Why Products Preserve Riemann Integrability: A Local Oscillation Proof

This note proves that if f and g are Riemann integrable on a compact interval, then their product fg is also Riemann integrable.

There are several standard ways to prove this theorem. One common route is to use upper and lower step-function approximations, sometimes after splitting the functions into positive and negative parts so that multiplication behaves monotonically. That approach is correct and efficient, but it also introduces extra machinery because products do not interact with upper and lower bounds as cleanly as maxima do unless one controls signs.
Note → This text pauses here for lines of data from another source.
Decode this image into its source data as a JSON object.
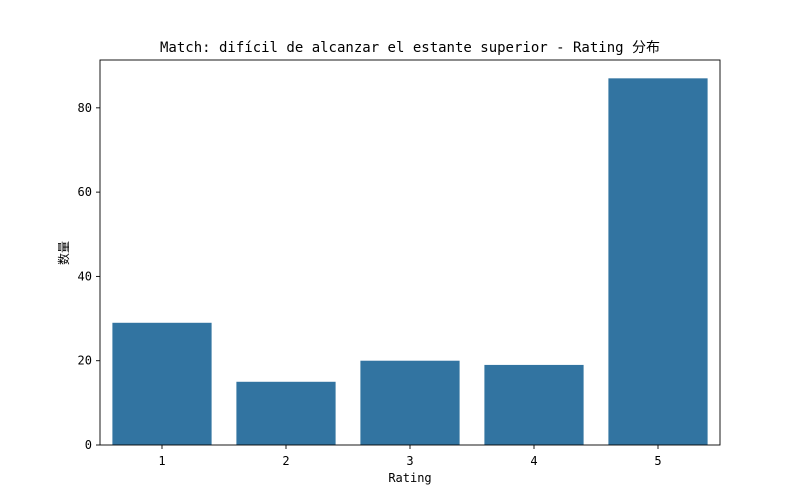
{
  "chart_data": {
    "type": "bar",
    "title": "Match: difícil de alcanzar el estante superior - Rating 分布",
    "xlabel": "Rating",
    "ylabel": "数量",
    "categories": [
      "1",
      "2",
      "3",
      "4",
      "5"
    ],
    "values": [
      29,
      15,
      20,
      19,
      87
    ],
    "ylim": [
      0,
      91.35
    ],
    "yticks": [
      0,
      20,
      40,
      60,
      80
    ],
    "grid": false,
    "legend": "none",
    "bar_color": "#3274a1"
  }
}
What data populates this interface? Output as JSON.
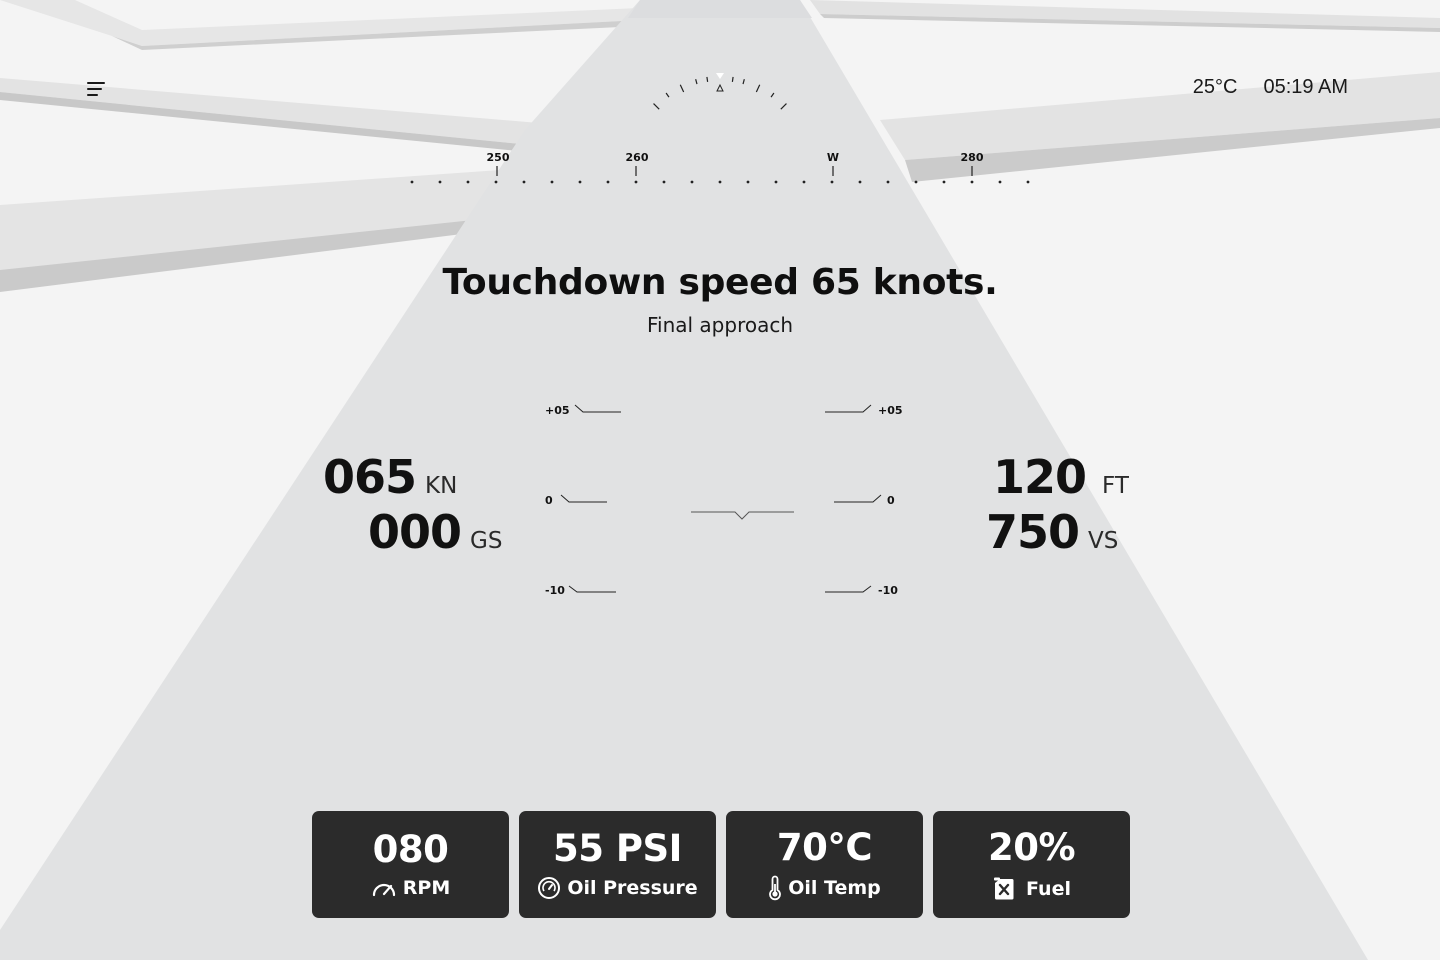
{
  "status": {
    "temperature": "25°C",
    "time": "05:19 AM"
  },
  "heading_tape": {
    "labels": [
      "250",
      "260",
      "W",
      "280"
    ]
  },
  "message": {
    "title": "Touchdown speed 65 knots.",
    "subtitle": "Final approach"
  },
  "left_readouts": {
    "airspeed": {
      "value": "065",
      "unit": "KN"
    },
    "groundspeed": {
      "value": "000",
      "unit": "GS"
    }
  },
  "right_readouts": {
    "altitude": {
      "value": "120",
      "unit": "FT"
    },
    "vertical_speed": {
      "value": "750",
      "unit": "VS"
    }
  },
  "pitch_ladder": {
    "labels": [
      "+05",
      "0",
      "-10"
    ]
  },
  "gauges": [
    {
      "value": "080",
      "label": "RPM",
      "icon": "speedometer-icon"
    },
    {
      "value": "55 PSI",
      "label": "Oil Pressure",
      "icon": "pressure-gauge-icon"
    },
    {
      "value": "70°C",
      "label": "Oil Temp",
      "icon": "thermometer-icon"
    },
    {
      "value": "20%",
      "label": "Fuel",
      "icon": "fuel-can-icon"
    }
  ],
  "colors": {
    "card_bg": "#2b2b2b",
    "runway": "#e1e2e3",
    "background": "#f4f4f4"
  }
}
The proof in the PDF below takes a different route. It works directly with local oscillation. Instead of asking how to multiply lower and upper approximations, it asks a simpler and more flexible question:

How much can the product fg move on a small interval?

The key identity is the elementary difference expansion

f(x)g(x) − f(y)g(y) = (f(x) − f(y))g(x) + f(y)(g(x) − g(y)).

This identity exposes the mechanism. If f and g are bounded, then the movement of the product is controlled by the movement of f and the movement of g. More precisely, on any subinterval I,

oscI(fg) ≤ Mg oscI(f) + Mf oscI(g),

where Mf and Mg are bounds for the absolute values of f and g. Once this local estimate is obtained, the rest of the proof is the Darboux criterion: choose a common refinement of good partitions for f and g, sum the local oscillation estimates, and make the upper-lower gap for fg arbitrarily small.

The point of this proof is not just to establish the theorem. The point is to practice a reusable analysis maneuver: expand the difference at two points, isolate the genuinely varying pieces, use boundedness to absorb coefficients, and convert local control into global integrability.

This is why the local oscillation method is worth studying. In elementary cases, it may look slightly more hands-on than the slickest available proof. But the method scales well. In harder problems, especially when terms interact in less symmetric ways, one often cannot rely on a clean algebraic identity or a perfectly packaged abstraction. One has to open the expression, track how each part moves, and build the estimate directly.

So this note is meant as a proof workout. The theorem is classical, but the proof pattern is important: localize, compare values at two points, expand the difference, control each term by known oscillations, and sum over the partition.